One day Morgan Freeman will be offered two really good roles and he can't take both, and the other will go to you.

[Laughs] You know, someone else told me that, Jerome Bates [Seven Guitars]. He was so gracious when he said that. He said, "You know, you could be understudying for Morgan right now." That was gracious of him.

Take Five New York: School Days
April was a month for learning and relearning the fundamentals of the business.

Franklin Ojeda Smith had another strong month, getting a three-month tryout with the agency KTA, doing a second commercial for acclaimed director David McNamara, and continuing his voiceover work for Animal Planet's Lemur Kingdom.

What is it about David McNamara that you respond to?

David encourages you to have fun: Try this, try that, do this, do that, let it go and flow.

That seems to be a recurrent theme for you with directors. It's not so much about directing you as it is about them getting things out of your way.

I think you're absolutely on it. They encourage my inner aspirations.

How much does that have to do with your experience as an actor and how much does it have to do with your age?

It's probably age and the experience that comes from age. There's a great stockpile. I can just go rumble around within those experiences.... And when the impulse comes through, that's the strong one — get on it and ride it. Don't filter it, don't try to modify it or refine it, just get on it and see how it bucks you.

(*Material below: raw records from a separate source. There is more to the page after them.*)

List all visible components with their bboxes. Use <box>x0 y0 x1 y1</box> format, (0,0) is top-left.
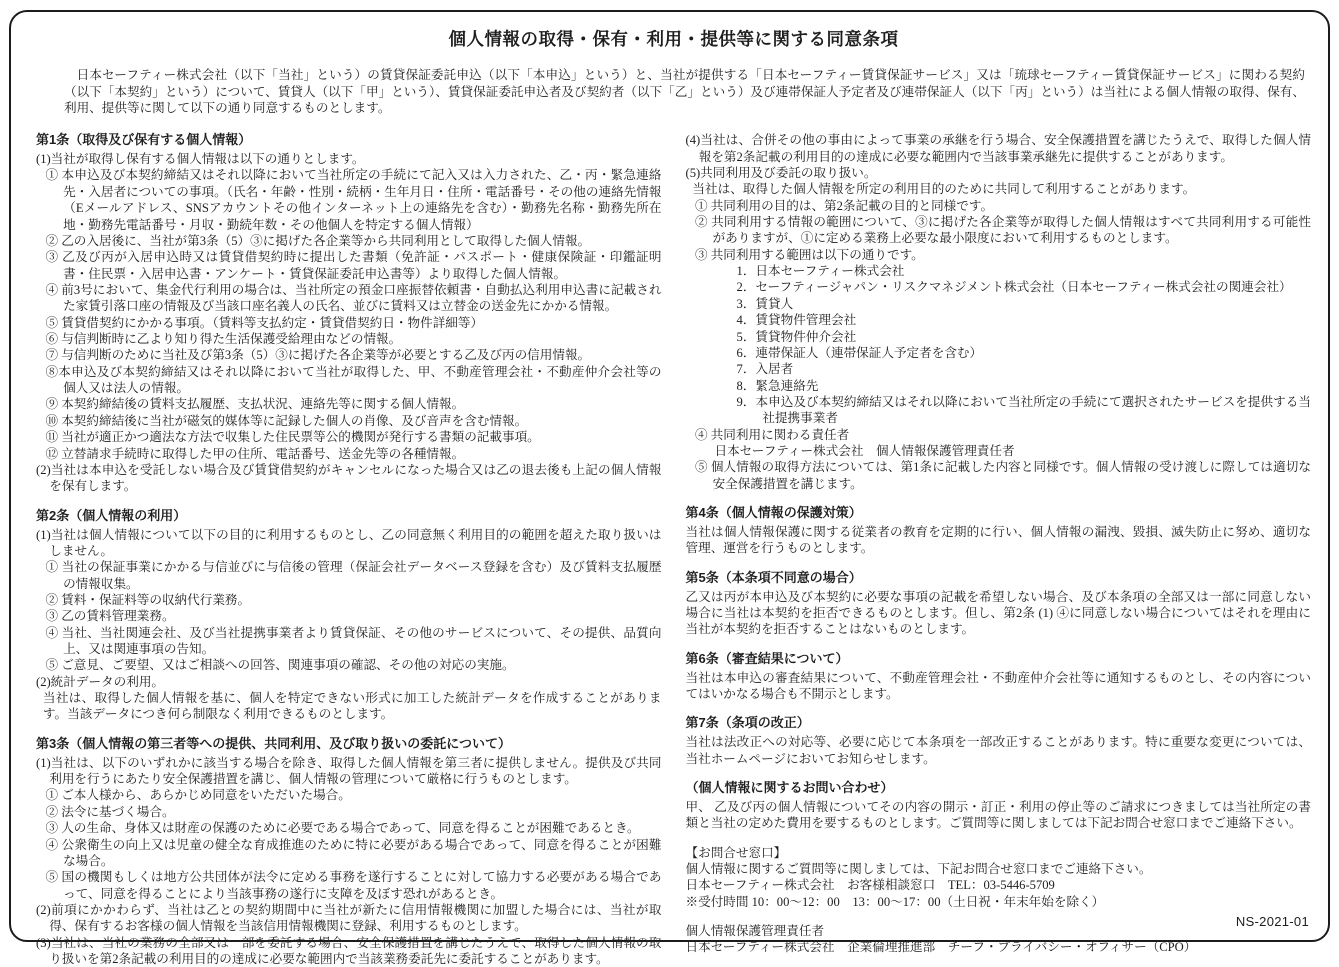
page-title: 個人情報の取得・保有・利用・提供等に関する同意条項 <box>36 26 1311 51</box>
document-content: 個人情報の取得・保有・利用・提供等に関する同意条項 日本セーフティー株式会社（以… <box>36 26 1311 935</box>
paragraph: (4)当社は、合併その他の事由によって事業の承継を行う場合、安全保護措置を講じた… <box>686 132 1312 165</box>
paragraph: ④ 共同利用に関わる責任者 <box>686 427 1312 443</box>
document-page: 個人情報の取得・保有・利用・提供等に関する同意条項 日本セーフティー株式会社（以… <box>0 0 1339 951</box>
section-heading: 第2条（個人情報の利用） <box>36 508 662 525</box>
section: 第7条（条項の改正）当社は法改正への対応等、必要に応じて本条項を一部改正すること… <box>686 715 1312 767</box>
paragraph: ③ 乙の賃料管理業務。 <box>36 608 662 624</box>
paragraph: ⑪ 当社が適正かつ適法な方法で収集した住民票等公的機関が発行する書類の記載事項。 <box>36 429 662 445</box>
paragraph: 日本セーフティー株式会社 個人情報保護管理責任者 <box>686 443 1312 459</box>
paragraph: 当社は個人情報保護に関する従業者の教育を定期的に行い、個人情報の漏洩、毀損、滅失… <box>686 524 1312 557</box>
paragraph: ⑤ 賃貸借契約にかかる事項。（賃料等支払約定・賃貸借契約日・物件詳細等） <box>36 315 662 331</box>
section: (4)当社は、合併その他の事由によって事業の承継を行う場合、安全保護措置を講じた… <box>686 132 1312 492</box>
right-column: (4)当社は、合併その他の事由によって事業の承継を行う場合、安全保護措置を講じた… <box>686 132 1312 967</box>
paragraph: 当社は、取得した個人情報を基に、個人を特定できない形式に加工した統計データを作成… <box>36 690 662 723</box>
section-heading: 第4条（個人情報の保護対策） <box>686 505 1312 522</box>
paragraph: ③ 乙及び丙が入居申込時又は賃貸借契約時に提出した書類（免許証・パスポート・健康… <box>36 249 662 282</box>
section: （個人情報に関するお問い合わせ）甲、 乙及び丙の個人情報についてその内容の開示・… <box>686 780 1312 832</box>
paragraph: ⑩ 本契約締結後に当社が磁気的媒体等に記録した個人の肖像、及び音声を含む情報。 <box>36 413 662 429</box>
section-heading: 第6条（審査結果について） <box>686 651 1312 668</box>
paragraph: 8．緊急連絡先 <box>686 378 1312 394</box>
paragraph: (1)当社は個人情報について以下の目的に利用するものとし、乙の同意無く利用目的の… <box>36 527 662 560</box>
paragraph: 日本セーフティー株式会社 お客様相談窓口 TEL：03-5446-5709 <box>686 877 1312 893</box>
paragraph: ① 共同利用の目的は、第2条記載の目的と同様です。 <box>686 198 1312 214</box>
section: 第4条（個人情報の保護対策）当社は個人情報保護に関する従業者の教育を定期的に行い… <box>686 505 1312 557</box>
paragraph: 4．賃貸物件管理会社 <box>686 312 1312 328</box>
section: 第1条（取得及び保有する個人情報）(1)当社が取得し保有する個人情報は以下の通り… <box>36 132 662 494</box>
paragraph: (2)当社は本申込を受託しない場合及び賃貸借契約がキャンセルになった場合又は乙の… <box>36 462 662 495</box>
paragraph: (2)前項にかかわらず、当社は乙との契約期間中に当社が新たに信用情報機関に加盟し… <box>36 902 662 935</box>
paragraph: ⑦ 与信判断のために当社及び第3条（5）③に掲げた各企業等が必要とする乙及び丙の… <box>36 347 662 363</box>
paragraph: ※受付時間 10：00～12：00 13：00～17：00（土日祝・年末年始を除… <box>686 894 1312 910</box>
section: 第3条（個人情報の第三者等への提供、共同利用、及び取り扱いの委託について）(1)… <box>36 736 662 967</box>
paragraph: 5．賃貸物件仲介会社 <box>686 329 1312 345</box>
paragraph: ② 賃料・保証料等の収納代行業務。 <box>36 592 662 608</box>
paragraph: ② 法令に基づく場合。 <box>36 804 662 820</box>
paragraph: ⑧本申込及び本契約締結又はそれ以降において当社が取得した、甲、不動産管理会社・不… <box>36 364 662 397</box>
paragraph: 個人情報に関するご質問等に関しましては、下記お問合せ窓口までご連絡下さい。 <box>686 861 1312 877</box>
paragraph: (1)当社が取得し保有する個人情報は以下の通りとします。 <box>36 151 662 167</box>
paragraph: ② 乙の入居後に、当社が第3条（5）③に掲げた各企業等から共同利用として取得した… <box>36 233 662 249</box>
paragraph: ④ 公衆衛生の向上又は児童の健全な育成推進のために特に必要がある場合であって、同… <box>36 837 662 870</box>
paragraph: ③ 人の生命、身体又は財産の保護のために必要である場合であって、同意を得ることが… <box>36 820 662 836</box>
paragraph: 7．入居者 <box>686 361 1312 377</box>
paragraph: (2)統計データの利用。 <box>36 674 662 690</box>
paragraph: ③ 共同利用する範囲は以下の通りです。 <box>686 247 1312 263</box>
section: 第5条（本条項不同意の場合）乙又は丙が本申込及び本契約に必要な事項の記載を希望し… <box>686 570 1312 638</box>
paragraph: ② 共同利用する情報の範囲について、③に掲げた各企業等が取得した個人情報はすべて… <box>686 214 1312 247</box>
paragraph: 9．本申込及び本契約締結又はそれ以降において当社所定の手続にて選択されたサービス… <box>686 394 1312 427</box>
section-heading: 第5条（本条項不同意の場合） <box>686 570 1312 587</box>
paragraph: (1)当社は、以下のいずれかに該当する場合を除き、取得した個人情報を第三者に提供… <box>36 755 662 788</box>
paragraph: 甲、 乙及び丙の個人情報についてその内容の開示・訂正・利用の停止等のご請求につき… <box>686 799 1312 832</box>
intro-paragraph: 日本セーフティー株式会社（以下「当社」という）の賃貸保証委託申込（以下「本申込」… <box>64 67 1305 117</box>
paragraph: ⑥ 与信判断時に乙より知り得た生活保護受給理由などの情報。 <box>36 331 662 347</box>
paragraph: ⑤ 国の機関もしくは地方公共団体が法令に定める事務を遂行することに対して協力する… <box>36 869 662 902</box>
paragraph: ⑫ 立替請求手続時に取得した甲の住所、電話番号、送金先等の各種情報。 <box>36 446 662 462</box>
paragraph: ① 当社の保証事業にかかる与信並びに与信後の管理（保証会社データベース登録を含む… <box>36 559 662 592</box>
section-heading: 第3条（個人情報の第三者等への提供、共同利用、及び取り扱いの委託について） <box>36 736 662 753</box>
paragraph: 日本セーフティー株式会社 企業倫理推進部 チーフ・プライバシー・オフィサー（CP… <box>686 939 1312 955</box>
paragraph: 当社は法改正への対応等、必要に応じて本条項を一部改正することがあります。特に重要… <box>686 734 1312 767</box>
section-heading: （個人情報に関するお問い合わせ） <box>686 780 1312 797</box>
paragraph: ④ 前3号において、集金代行利用の場合は、当社所定の預金口座振替依頼書・自動払込… <box>36 282 662 315</box>
paragraph: ① 本申込及び本契約締結又はそれ以降において当社所定の手続にて記入又は入力された… <box>36 167 662 232</box>
paragraph: (5)共同利用及び委託の取り扱い。 <box>686 165 1312 181</box>
section: 【お問合せ窓口】個人情報に関するご質問等に関しましては、下記お問合せ窓口までご連… <box>686 845 1312 910</box>
paragraph: 【お問合せ窓口】 <box>686 845 1312 861</box>
section: 第2条（個人情報の利用）(1)当社は個人情報について以下の目的に利用するものとし… <box>36 508 662 723</box>
section: 第6条（審査結果について）当社は本申込の審査結果について、不動産管理会社・不動産… <box>686 651 1312 703</box>
paragraph: 当社は本申込の審査結果について、不動産管理会社・不動産仲介会社等に通知するものと… <box>686 670 1312 703</box>
paragraph: ① ご本人様から、あらかじめ同意をいただいた場合。 <box>36 787 662 803</box>
paragraph: ⑤ 個人情報の取得方法については、第1条に記載した内容と同様です。個人情報の受け… <box>686 459 1312 492</box>
two-column-body: 第1条（取得及び保有する個人情報）(1)当社が取得し保有する個人情報は以下の通り… <box>36 132 1311 967</box>
paragraph: 2．セーフティージャパン・リスクマネジメント株式会社（日本セーフティー株式会社の… <box>686 279 1312 295</box>
paragraph: 1．日本セーフティー株式会社 <box>686 263 1312 279</box>
paragraph: 6．連帯保証人（連帯保証人予定者を含む） <box>686 345 1312 361</box>
paragraph: ⑤ ご意見、ご要望、又はご相談への回答、関連事項の確認、その他の対応の実施。 <box>36 657 662 673</box>
paragraph: 当社は、取得した個人情報を所定の利用目的のために共同して利用することがあります。 <box>686 181 1312 197</box>
document-number: NS-2021-01 <box>1236 914 1309 929</box>
left-column: 第1条（取得及び保有する個人情報）(1)当社が取得し保有する個人情報は以下の通り… <box>36 132 662 967</box>
section-heading: 第1条（取得及び保有する個人情報） <box>36 132 662 149</box>
paragraph: ④ 当社、当社関連会社、及び当社提携事業者より賃貸保証、その他のサービスについて… <box>36 625 662 658</box>
paragraph: 3．賃貸人 <box>686 296 1312 312</box>
paragraph: 乙又は丙が本申込及び本契約に必要な事項の記載を希望しない場合、及び本条項の全部又… <box>686 589 1312 638</box>
paragraph: 個人情報保護管理責任者 <box>686 923 1312 939</box>
section-heading: 第7条（条項の改正） <box>686 715 1312 732</box>
paragraph: ⑨ 本契約締結後の賃料支払履歴、支払状況、連絡先等に関する個人情報。 <box>36 396 662 412</box>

Talk to me about Lemur Kingdom.

I think I'm becoming more of a storyteller in that piece. I'm much more connected with what's going on and the reality of their situation, supplementing what the visual is saying to the audience and trying to be less intrusive.

There it is again, that whole thing about doing less.

Exactly. When I did the piece with David, he gave me a wonderful compliment: "Your voice is so very powerful; you need to draw it way, way back, because you have such wonderful timbre in your voice." I took that to heart. I was in a session today; my director for Lemur Kingdom said, "Franklin, just let your voice tell the story."

Take Five NYC: Steady as They Go
February was marked by progression and change for our Take Five actors.

Franklin Ojeda Smith decided to become an actor about 10 years ago while recovering from Stage 3 colorectal cancer. In the past month, he began a regular voiceover job for Lemur Kingdom: Animal Planet on the Discovery Channel and worked on two movies: The Undying, with Robin Weigert of Deadwood, and Cayman Went, a comedy in which he has a leading role.

You're having quite a year.

This year is starting off fantastic. I feel good about it, you know? But when I'm engaged with how well I'm doing, it's tricky with [actor] friends. Because you want to talk about your work, but they aren't working, so you don't want to overdo it. I try to downplay it. Because their need at the moment is much more important than mine, so I try to uplift them rather than talk about my work.

What was it like working with Robin?

What a wonderful pleasure. What a wonderful, wonderful person. She just gives you so much to work with.... She just doesn't push. She's so much about making things real. We were just able to flow with each other. Working with her is like a form of therapy, because she's tension-free.

You've had scenes in movies with Mark Wahlberg and Timothy Hutton. What's it like to work with actors of a certain stature or experience level?

They make it easier…. If you don't push, in your own way you can just flow with them. They've worked hard to get where they are, and they make it so easy for you. I just get out of my own way and just flow with it. As they go, they will take you with them…. We all have enough experience to teach us, and our body has enough learning, so that if we get out of our own way, we'll just be real.